Bates: The trend has been ongoing. But demand for cash holdings has spiked due to a number of connected and independent reasons. The beginning of the trend might be marked to the fallout of Lehman Brothers, the 150 year old investment and trading firm whose bankruptcy had a ripple effect in financial markets around the globe.
Why did the Lehman bankruptcy cause this avalanche of financial uncertainty?

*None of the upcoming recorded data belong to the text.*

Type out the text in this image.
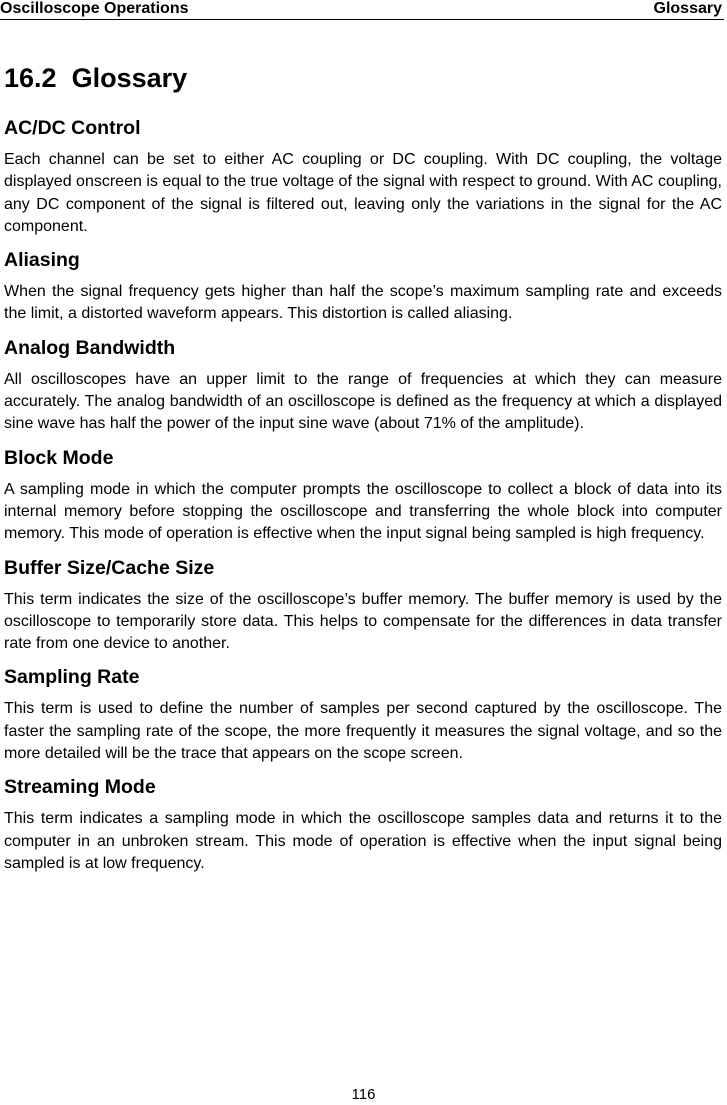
Oscilloscope Operations	Glossary
16.2 Glossary
AC/DC Control

Each channel can be set to either AC coupling or DC coupling. With DC coupling, the voltage displayed onscreen is equal to the true voltage of the signal with respect to ground. With AC coupling, any DC component of the signal is filtered out, leaving only the variations in the signal for the AC component.

Aliasing

When the signal frequency gets higher than half the scope’s maximum sampling rate and exceeds the limit, a distorted waveform appears. This distortion is called aliasing.

Analog Bandwidth

All oscilloscopes have an upper limit to the range of frequencies at which they can measure accurately. The analog bandwidth of an oscilloscope is defined as the frequency at which a displayed sine wave has half the power of the input sine wave (about 71% of the amplitude).

Block Mode

A sampling mode in which the computer prompts the oscilloscope to collect a block of data into its internal memory before stopping the oscilloscope and transferring the whole block into computer memory. This mode of operation is effective when the input signal being sampled is high frequency.

Buffer Size/Cache Size

This term indicates the size of the oscilloscope’s buffer memory. The buffer memory is used by the oscilloscope to temporarily store data. This helps to compensate for the differences in data transfer rate from one device to another.

Sampling Rate

This term is used to define the number of samples per second captured by the oscilloscope. The faster the sampling rate of the scope, the more frequently it measures the signal voltage, and so the more detailed will be the trace that appears on the scope screen.

Streaming Mode

This term indicates a sampling mode in which the oscilloscope samples data and returns it to the computer in an unbroken stream. This mode of operation is effective when the input signal being sampled is at low frequency.

116
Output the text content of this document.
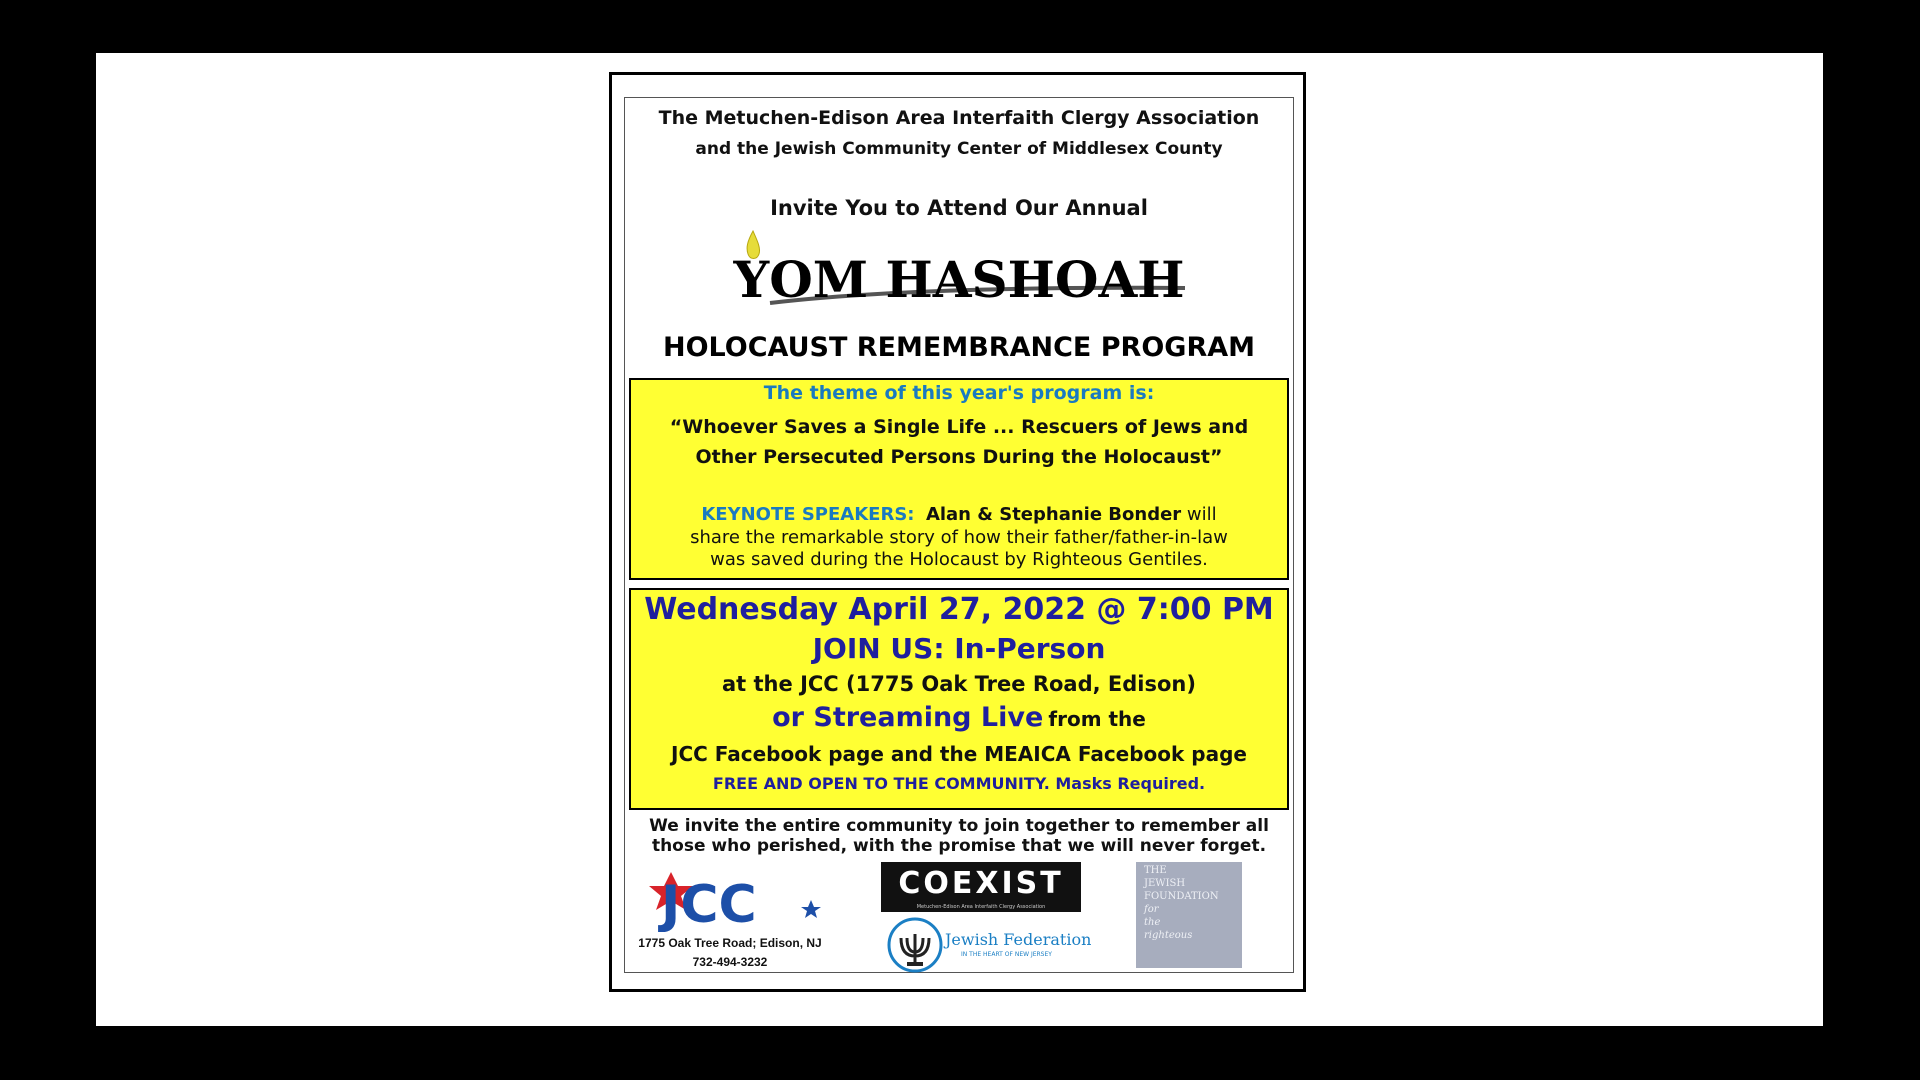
The Metuchen-Edison Area Interfaith Clergy Association
and the Jewish Community Center of Middlesex County
Invite You to Attend Our Annual
YOM HASHOAH
HOLOCAUST REMEMBRANCE PROGRAM
The theme of this year's program is:
“Whoever Saves a Single Life ... Rescuers of Jews and
Other Persecuted Persons During the Holocaust”
KEYNOTE SPEAKERS: Alan & Stephanie Bonder will
share the remarkable story of how their father/father-in-law
was saved during the Holocaust by Righteous Gentiles.
Wednesday April 27, 2022 @ 7:00 PM
JOIN US: In-Person
at the JCC (1775 Oak Tree Road, Edison)
or Streaming Live from the
JCC Facebook page and the MEAICA Facebook page
FREE AND OPEN TO THE COMMUNITY. Masks Required.
We invite the entire community to join together to remember all
those who perished, with the promise that we will never forget.
JCC
1775 Oak Tree Road; Edison, NJ
732-494-3232
COEXIST
Metuchen-Edison Area Interfaith Clergy Association
Jewish Federation
IN THE HEART OF NEW JERSEY
THE
JEWISH
FOUNDATION
for
the
righteous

Lehman’s default created this degree of uncertainty partially because it happened before the subsequent government intervention, and markets froze as a consequence of not understanding the impact on falling asset values. Let’s remember, most balance sheets were already being marked down and fair value accounting played a role in the subsequent decline in liquidity and equity. Even after intervention, credit was unavailable to the most creditworthy companies. The response was to hoard cash, naturally. I would liken it to ‘depression era’ adults who stored cash in their homes due to fear of bank failures. Not surprisingly, over the next few years – and they have been good years in terms of growth but they were difficult years as well – companies have adopted a philosophy that could best be described as cash is king. And in times when business is growing, that emphasis has resulted in mountains of cash on the balance sheets. Each company hopes to have it’s own Fort Knox.
How much cash are we talking about?
Roughly $4 trillion or twice the amount of corporate liquidity immediately pre-crash. So, a substantial uptick in cash balances. Firms have used the recovery to reliquefy themselves to the point where we are today, swimming in the stuff.

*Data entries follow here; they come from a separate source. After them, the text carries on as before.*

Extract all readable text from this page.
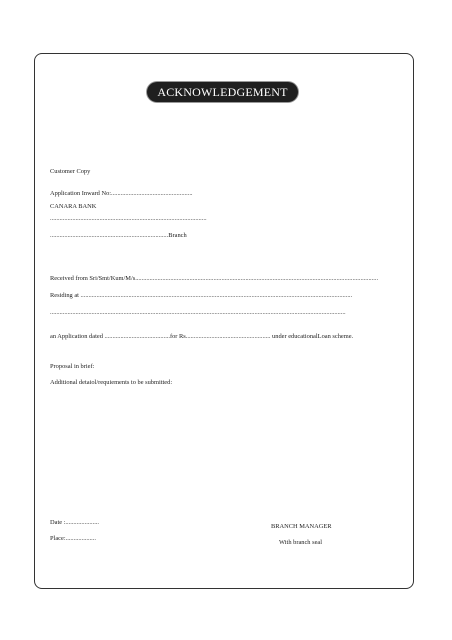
ACKNOWLEDGEMENT
Customer Copy
Application Inward No:...................................................
CANARA BANK
..................................................................................................
..........................................................................Branch
Received from Sri/Smt/Kum/M/s........................................................................................................................................................
Residing at ..........................................................................................................................................................................
.........................................................................................................................................................................................
an Application dated .........................................for Rs..................................................... under educationalLoan scheme.
Proposal in brief:
Additional detaiol/requiements to be submitted:
Date :.....................
Place:...................
BRANCH MANAGER
With branch seal
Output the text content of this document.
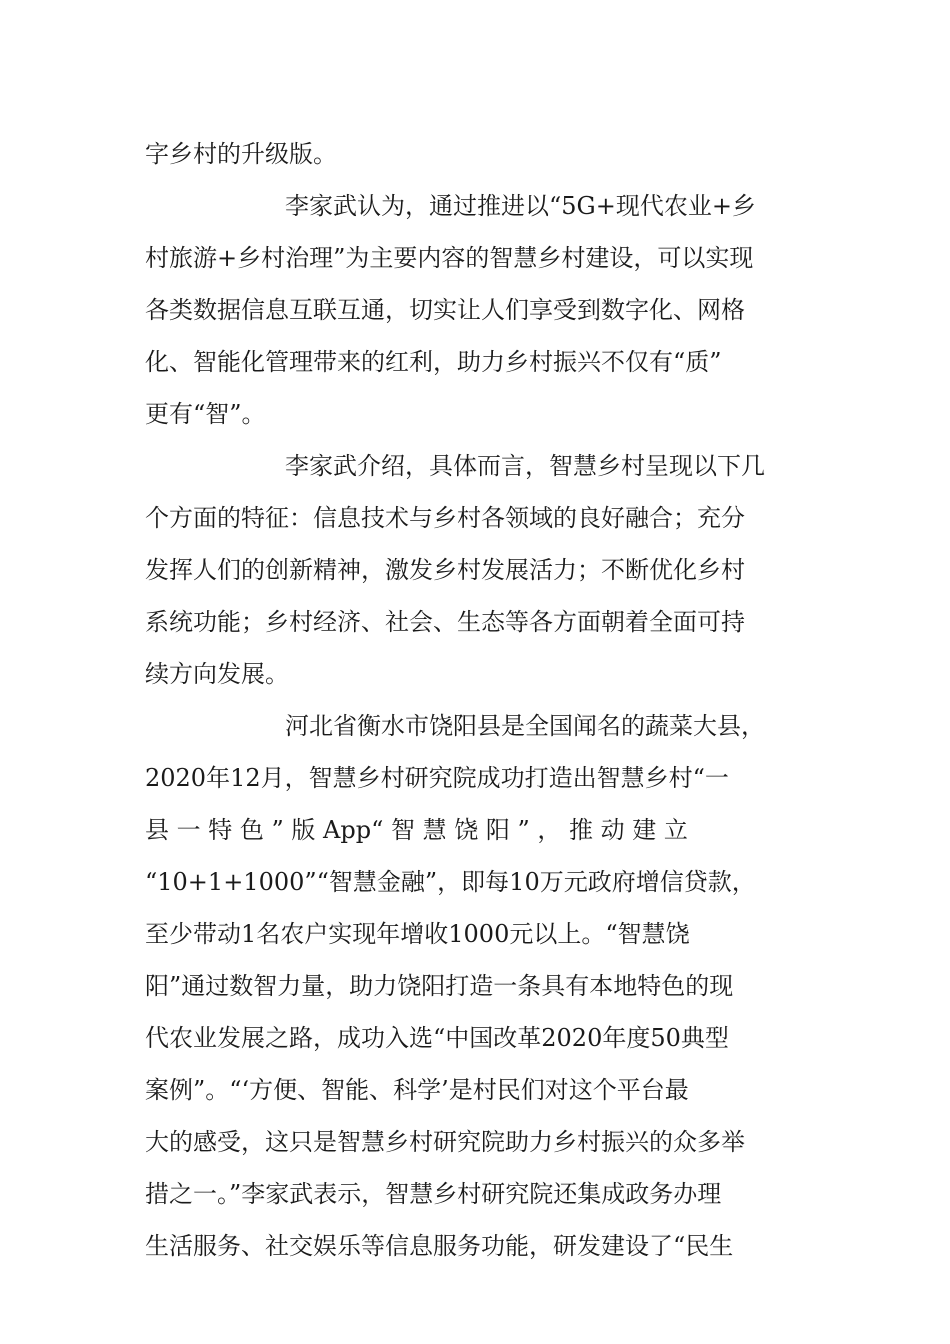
字乡村的升级版。
李家武认为，通过推进以“5G+现代农业+乡
村旅游+乡村治理”为主要内容的智慧乡村建设，可以实现
各类数据信息互联互通，切实让人们享受到数字化、网格
化、智能化管理带来的红利，助力乡村振兴不仅有“质”
更有“智”。
李家武介绍，具体而言，智慧乡村呈现以下几
个方面的特征：信息技术与乡村各领域的良好融合；充分
发挥人们的创新精神，激发乡村发展活力；不断优化乡村
系统功能；乡村经济、社会、生态等各方面朝着全面可持
续方向发展。
河北省衡水市饶阳县是全国闻名的蔬菜大县，
2020年12月，智慧乡村研究院成功打造出智慧乡村“一
县 一 特 色 ” 版 App“ 智 慧 饶 阳 ” ， 推 动 建 立
“10+1+1000”“智慧金融”，即每10万元政府增信贷款，
至少带动1名农户实现年增收1000元以上。“智慧饶
阳”通过数智力量，助力饶阳打造一条具有本地特色的现
代农业发展之路，成功入选“中国改革2020年度50典型
案例”。“‘方便、智能、科学’是村民们对这个平台最
大的感受，这只是智慧乡村研究院助力乡村振兴的众多举
措之一。”李家武表示，智慧乡村研究院还集成政务办理
生活服务、社交娱乐等信息服务功能，研发建设了“民生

Which firms have the most and where is it held?
You will not be surprised to learn that apple with $160 billion and Microsoft with $84 billion are the largest cash holders in the corporate world. Google has $59 billion. Compare that to the original cash is king guru, Warren Buffett, whose cash pile is a mere $40 billion. Apple has roughly two thirds of their cash or $100 billion kept abroad. Apple’s cash balance is about equal to all the countries of the Euro Zone.

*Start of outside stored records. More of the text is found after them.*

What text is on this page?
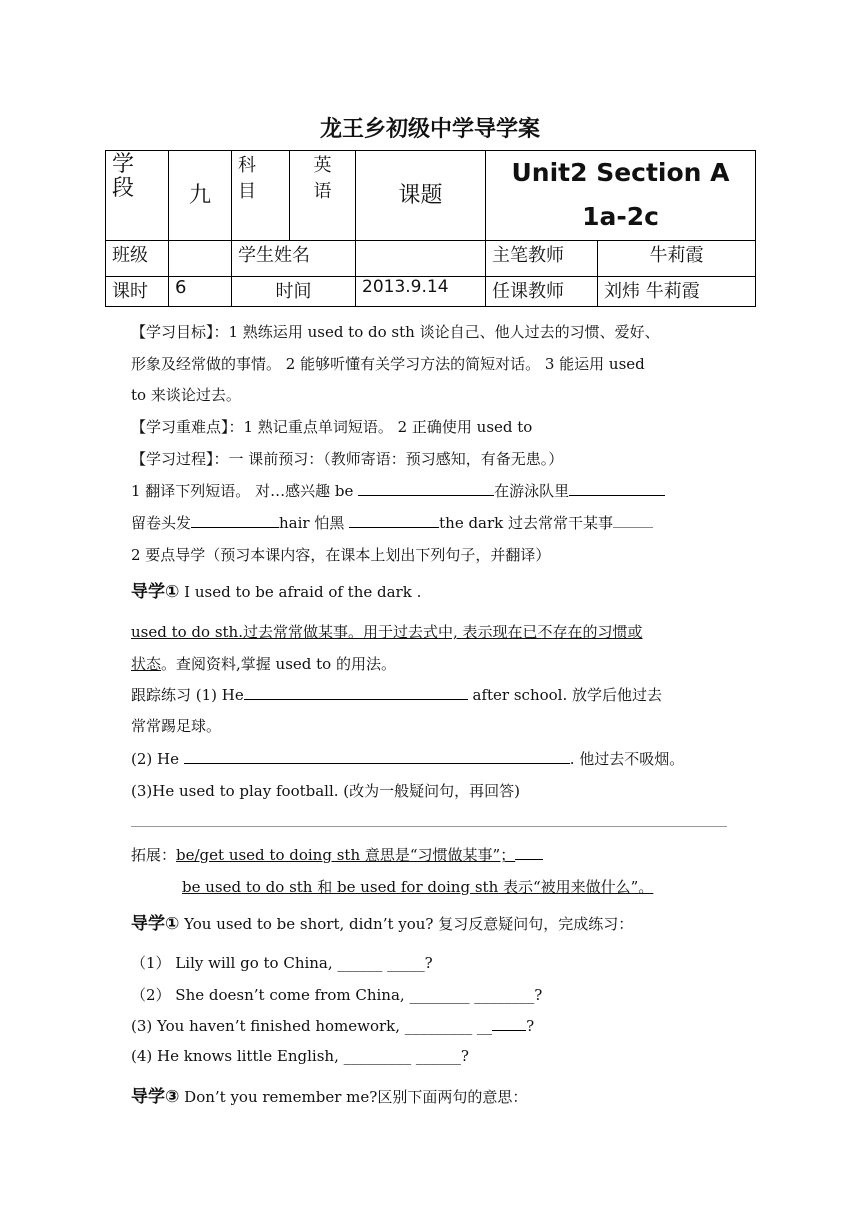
龙王乡初级中学导学案
学段	九	科目	英语	课题	Unit2 Section A
1a-2c	

班级		学生姓名			主笔教师	牛莉霞
课时	6	时间		2013.9.14	任课教师	刘炜 牛莉霞
【学习目标】：1 熟练运用 used to do sth 谈论自己、他人过去的习惯、爱好、
形象及经常做的事情。 2 能够听懂有关学习方法的简短对话。 3 能运用 used
to 来谈论过去。
【学习重难点】：1 熟记重点单词短语。 2 正确使用 used to
【学习过程】：一 课前预习：（教师寄语：预习感知，有备无患。）
1 翻译下列短语。 对…感兴趣 be	在游泳队里
留卷头发	hair 怕黑	the dark 过去常常干某事
2 要点导学（预习本课内容，在课本上划出下列句子，并翻译）
导学① I used to be afraid of the dark .
used to do sth.过去常常做某事。用于过去式中, 表示现在已不存在的习惯或
状态。查阅资料,掌握 used to 的用法。
跟踪练习 (1) He	after school. 放学后他过去
常常踢足球。
(2) He	. 他过去不吸烟。
(3)He used to play football. (改为一般疑问句，再回答)
拓展：be/get used to doing sth 意思是“习惯做某事”；
be used to do sth 和 be used for doing sth 表示“被用来做什么”。
导学① You used to be short, didn’t you? 复习反意疑问句，完成练习：
（1） Lily will go to China, ______ _____?
（2） She doesn’t come from China, ________ ________?
(3) You haven’t finished homework, _________ __ ?
(4) He knows little English, _________ ______?
导学③ Don’t you remember me?区别下面两句的意思：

What are the downsides to holding all this cash?
Unwelcome attention from academics like me, pundits, analysts, and shareholder activists who believe it’s the shareholder’s cash and should be returned. As regards the question of overseas cash and whether that is the most efficient use companies have adopted what I call a ‘synthetic repatriation’ in the form of short term debt. The way that works is a country has a 1 billion in overseas banks and would have to pay upwards of 15 – 18% to repatriate it under current U.S. tax policy. So the company simply borrows against that cash at 4% and uses the debt as if there cash was here in the U.S., with no gap in investment or shareholder payouts. Therefore the idea that somehow companies are ‘hurting’ their shareholders or underinvesting is simply not true.
What about global corporate tax rates?
Under the Clinton administration, corporate tax rates were raised to 35%. Only at that time, it was close to the average of the OECD countries. Today, the OECD is hovering in the low 20’s and some countries are at 20 or lower such as the UK and Ireland. With state and federal taxes combined, U.S. corporate tax rates are at 40% according to KPMG’s recent study. For a company to bring back the cash they originally made from a sale of goods in a foreign country, say Ireland where they paid 10% tax, would require paying the differential or nearly a 30% haircut for what amounts to a wire transfer.
What kind of overseas holding are we talking about here?
Bloomberg thinks upwards of $2 trilliion is being held overseas.
Will Washington lower taxes or institute a tax holiday?
It would make sense.
Any other reasons that come to mind as to why cash is being held?
The revolution in the boardroom I call it. Boards today are very different from their brethren in the 80’s. In fact, analysts measure the value of cash based on how efficiently it’s used. In the 80’s, for instance, each $100 of cash a value was given as low as $60 because cash was spent unwisely. I call it the shag carpet indicator. Companies would buy a flashy new plane or spiff up their headquarters, and the cash simply didn’t create value equal to its nominal amount. Today, those analysts value cash at $100 to $150, suggesting cash is being spent so efficiently that it gets a multiplier. As for other reasons, we should not forget all the risk a company encounters including global risk, credit risk, regulatory risk. In periods when risk is rising, cash can help guarantee stability.
Do you think the stimulus has any room to go.
I would have said none because I didn’t believe the stimulus could go below zero in terms of monetary rates. But recently a German bank charged for cash holdings, implying that cash balances receive a negative return. So there is that bit of room to go if we need it.